Güvenlik Konseyi'nin Yeni Başkanının ve BERCAM Üyelerinin Amerika'nın Taleplerine Karşı Çıkması
Amerika, Güvenlik Konseyinde İran'a karşı yaptırımları uzatmaktaki hezimetinin ardından İran'a karşı BERCAM nükleer anlaşmasını ihlal etme suçlaması ile şikayette bulunarak BMT'nın İran'a yönelik yaptırımlarının uzatılmasını ve sonuçta tetik mekanizmasının çalıştırılmasını istedi. Trump'ın bu girişimi ise Güvenlik Konseyinin muhalefetine neden olmuştur.

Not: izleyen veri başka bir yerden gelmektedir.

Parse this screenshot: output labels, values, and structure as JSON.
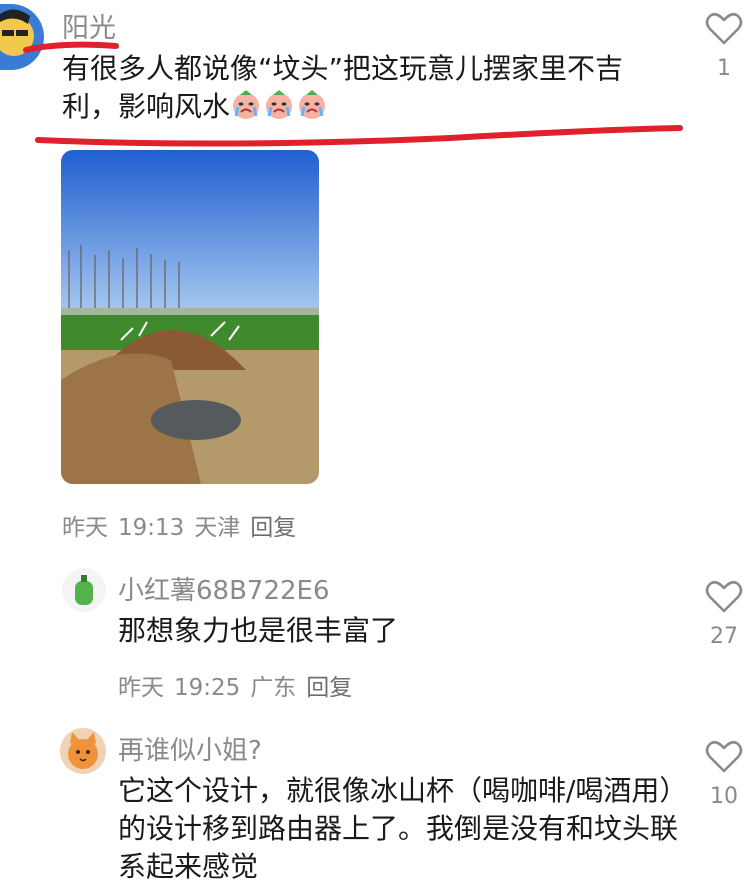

Eylül ayında Güvenlik Konseyi'nin geçici başkanlığını yapan Nijer hükümeti Salı günü bu ülkenin Amerika'nın tetik mekanizmasını çalıştırma talebi hakkında bir karar almadığını çünkü Güvenlik Konseyi'nin 15 üyesi arasında bu hususta oybirliği olmadığını bildirdi.
Ağustos ayında Güvenlik Konseyinin başkanlığını yapan Endonezya hükümeti ise benzer tutum sergileyerek Amerika'nın bildirisi hususunda bir girişimde bulunamayacağını çünkü 13 Güvenlik Konseyi üyesinin bu girişime karşı olduğunu bildirdi. Güvenlik Konseyi Nijer hükümetinin Amerika'nın talebi ile ilgili net tutumu ise Güvenlik Konseyi'nin geçici veya daimi üyelerinin de Amerika'nın yasa dışı talebinden haberdar olduğunu gösteriyor.
Bir diğer yandan Salı günü Viyana'da Ortak BERCAM Anlaşması komisyonunun oturumunun düzenlenmesinin ardından bu oturumun başkanı Helga Schmitd de bir bildiri yayımlayıp açık bir şekilde BERCAM'ın küresel alanda nükleer silahların yayılması anlamında anahtar rol oynadığına vurgu yaparak iptal olunan yaptırımları geri getirme çabalarına değinerek BERCAM nükleer anlaşmasına üye tarafların Amerika'nın bu anlaşmadan ayrıldığı kanaatinde olduklarını artık bu sürece katılamayacağını düşündüklerini belirtti.
Bu çerçevede Rusya dışişleri bakan yardımcısı Sergey Ryabekov BERCAM nükleer anlaşması taraflarının oybirliği ile Amerika'nın yaptırımları geri getirme isteğine karşı olduklarını belirtti ve şöyle bir açıklamada bulundu:" Sağduyuya karşı koymaya çalışan Amerika'daki bir yönetime karşı koymak zorundayız. "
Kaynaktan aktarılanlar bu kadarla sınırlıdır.